Law School Case Brief
Gross v. N.Y. Times Co. - 82 N.Y.2d 146, 603 N.Y.S.2d 813, 623 N.E.2d 1163 (1993)
A statement of opinion relating to matters of public concern which does not contain a provably false factual connotation will receive full constitutional protection. The dispositive inquiry is whether a reasonable reader could have concluded that the articles were conveying facts about the plaintiff. Since falsity is a necessary element of a defamation cause of action and only facts are capable of being proven false, it follows that only statements alleging facts can properly be the subject of a defamation action. The court must examine the challenged statements with a view toward whether the specific language in issue has a precise meaning which is readily understood; whether the statements are capable of being proven true or false; and whether either the full context of the communication in which the statement appears or the broader social context and surrounding circumstances are such as to signal readers or listeners that what is being read or heard is likely to be opinion, not fact.

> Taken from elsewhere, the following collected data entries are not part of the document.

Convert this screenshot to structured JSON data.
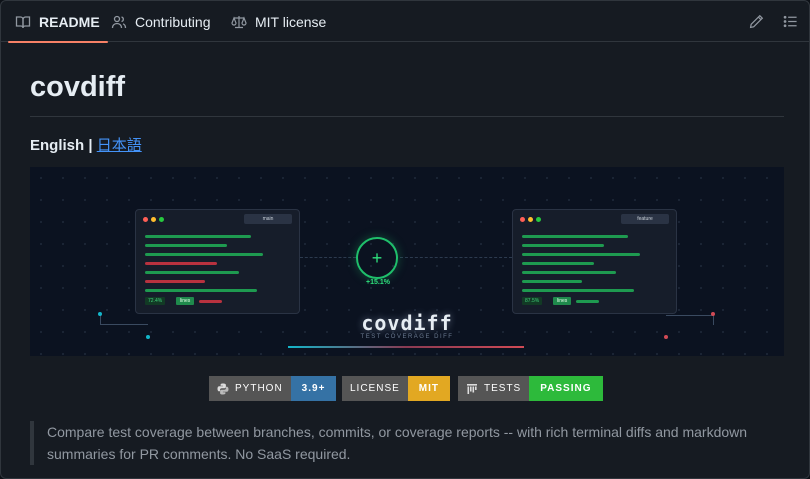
{
  "tabs": [
    {
      "label": "README",
      "icon": "book-icon",
      "active": true
    },
    {
      "label": "Contributing",
      "icon": "people-icon",
      "active": false
    },
    {
      "label": "MIT license",
      "icon": "law-icon",
      "active": false
    }
  ],
  "toolbar": {
    "edit_icon": "pencil-icon",
    "toc_icon": "list-unordered-icon"
  },
  "readme": {
    "title": "covdiff",
    "lang_current": "English",
    "lang_sep": "|",
    "lang_alt": "日本語",
    "banner": {
      "left_branch": "main",
      "right_branch": "feature",
      "left_pct": "72.4%",
      "right_pct": "87.5%",
      "lines_tag": "lines",
      "delta": "+15.1%",
      "plus": "+",
      "wordmark": "covdiff",
      "tagline": "TEST COVERAGE DIFF"
    },
    "badges": [
      {
        "label": "PYTHON",
        "value": "3.9+",
        "icon": "python-icon",
        "color": "#3572a5"
      },
      {
        "label": "LICENSE",
        "value": "MIT",
        "icon": "",
        "color": "#e2a822"
      },
      {
        "label": "TESTS",
        "value": "PASSING",
        "icon": "pytest-icon",
        "color": "#2dba3b"
      }
    ],
    "description": "Compare test coverage between branches, commits, or coverage reports -- with rich terminal diffs and markdown summaries for PR comments. No SaaS required."
  },
  "colors": {
    "accent_tab": "#f78166",
    "link": "#4493f8",
    "green": "#1fbf6b",
    "red": "#d14a55"
  }
}
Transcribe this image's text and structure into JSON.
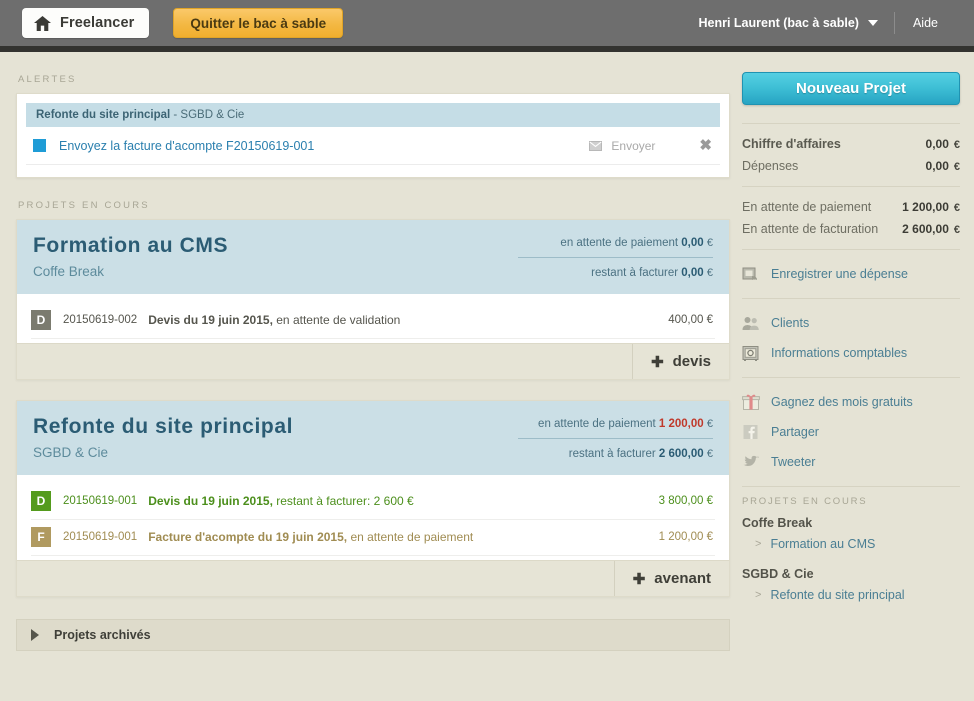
{
  "topbar": {
    "brand_label": "Freelancer",
    "brand_icon": "house-icon",
    "sandbox_button": "Quitter le bac à sable",
    "user_menu": "Henri Laurent (bac à sable)",
    "user_caret_icon": "chevron-down-icon",
    "help_link": "Aide"
  },
  "alerts": {
    "section_label": "ALERTES",
    "project_bar_title": "Refonte du site principal",
    "project_bar_client": " - SGBD & Cie",
    "items": [
      {
        "text": "Envoyez la facture d'acompte F20150619-001",
        "action_label": "Envoyer",
        "action_icon": "mail-icon",
        "close_icon": "close-icon",
        "close_glyph": "✖"
      }
    ]
  },
  "projects": {
    "section_label": "PROJETS EN COURS",
    "cards": [
      {
        "title": "Formation au CMS",
        "client": "Coffe Break",
        "pending_payment_label": "en attente de paiement",
        "pending_payment_value": "0,00",
        "pending_payment_currency": "€",
        "pending_payment_red": false,
        "remaining_label": "restant à facturer",
        "remaining_value": "0,00",
        "remaining_currency": "€",
        "documents": [
          {
            "badge": "D",
            "badge_color": "gray",
            "number": "20150619-002",
            "desc_bold": "Devis du 19 juin 2015,",
            "desc_rest": " en attente de validation",
            "amount": "400,00 €"
          }
        ],
        "add_button_label": "devis",
        "add_button_plus": "✚"
      },
      {
        "title": "Refonte du site principal",
        "client": "SGBD & Cie",
        "pending_payment_label": "en attente de paiement",
        "pending_payment_value": "1 200,00",
        "pending_payment_currency": "€",
        "pending_payment_red": true,
        "remaining_label": "restant à facturer",
        "remaining_value": "2 600,00",
        "remaining_currency": "€",
        "documents": [
          {
            "badge": "D",
            "badge_color": "green",
            "number": "20150619-001",
            "desc_bold": "Devis du 19 juin 2015,",
            "desc_rest": " restant à facturer: 2 600 €",
            "amount": "3 800,00 €"
          },
          {
            "badge": "F",
            "badge_color": "tan",
            "number": "20150619-001",
            "desc_bold": "Facture d'acompte du 19 juin 2015,",
            "desc_rest": " en attente de paiement",
            "amount": "1 200,00 €"
          }
        ],
        "add_button_label": "avenant",
        "add_button_plus": "✚"
      }
    ]
  },
  "archived": {
    "label": "Projets archivés",
    "toggle_icon": "triangle-right-icon"
  },
  "sidebar": {
    "new_project_button": "Nouveau Projet",
    "stats": [
      {
        "label": "Chiffre d'affaires",
        "value": "0,00",
        "currency": "€",
        "bold": true
      },
      {
        "label": "Dépenses",
        "value": "0,00",
        "currency": "€",
        "bold": false
      }
    ],
    "pending_stats": [
      {
        "label": "En attente de paiement",
        "value": "1 200,00",
        "currency": "€"
      },
      {
        "label": "En attente de facturation",
        "value": "2 600,00",
        "currency": "€"
      }
    ],
    "links_group_1": [
      {
        "label": "Enregistrer une dépense",
        "icon": "expense-icon"
      }
    ],
    "links_group_2": [
      {
        "label": "Clients",
        "icon": "users-icon"
      },
      {
        "label": "Informations comptables",
        "icon": "safe-icon"
      }
    ],
    "links_group_3": [
      {
        "label": "Gagnez des mois gratuits",
        "icon": "gift-icon"
      },
      {
        "label": "Partager",
        "icon": "facebook-icon"
      },
      {
        "label": "Tweeter",
        "icon": "twitter-icon"
      }
    ],
    "projects_label": "PROJETS EN COURS",
    "project_groups": [
      {
        "client": "Coffe Break",
        "projects": [
          {
            "label": "Formation au CMS",
            "chevron": ">"
          }
        ]
      },
      {
        "client": "SGBD & Cie",
        "projects": [
          {
            "label": "Refonte du site principal",
            "chevron": ">"
          }
        ]
      }
    ]
  },
  "colors": {
    "page_bg": "#e5e3d5",
    "topbar": "#6e6e6e",
    "accent_cyan": "#3fc0d6",
    "card_head": "#cbdfe6",
    "title_blue": "#2b5c74",
    "link_blue": "#4a7e93",
    "alert_blue": "#1f9cd6",
    "red": "#c0392b",
    "green_badge": "#549b1d",
    "tan_badge": "#b09a60",
    "gray_badge": "#7b7b6f",
    "sandbox_yellow": "#f3b843"
  }
}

Plaintiff Elliott M. Gross, the former Chief Medical Examiner of the City of New York, filed a libel action against defendant newspaper New York Times, which published numerous articles asserting that the medical examiner was corrupt and that he had used his authority to protect police officers from suspicion after individuals in their custody died under questionable circumstances. Before discovery had begun, defendant newspaper moved to dismiss the libel claims in plaintiff's complaint, arguing that the articles on which it was based conveyed only the opinion of its staff and their interviewees and were therefore not actionable. The trial court agreed with defendants' position and granted the requested relief. The Appellate Division affirmed the trial court's determination. Plaintiff sought further review.
Does the published news article contain or imply defamatory assertions of fact against the medical examiner?
The court held that the medical examiner's complaint was sufficient. In so holding, the court found that (1) the articles appeared in the news section rather than in the editorial section; (2) the articles were calculated to give the impression that they were the product of some deliberation and not written in the heat of the moment; and (3) the newspaper's assertion that the medical examiner engaged in corrupt conduct was published under circumstances that would encourage a reasonable reader to conclude that it stated or implied facts.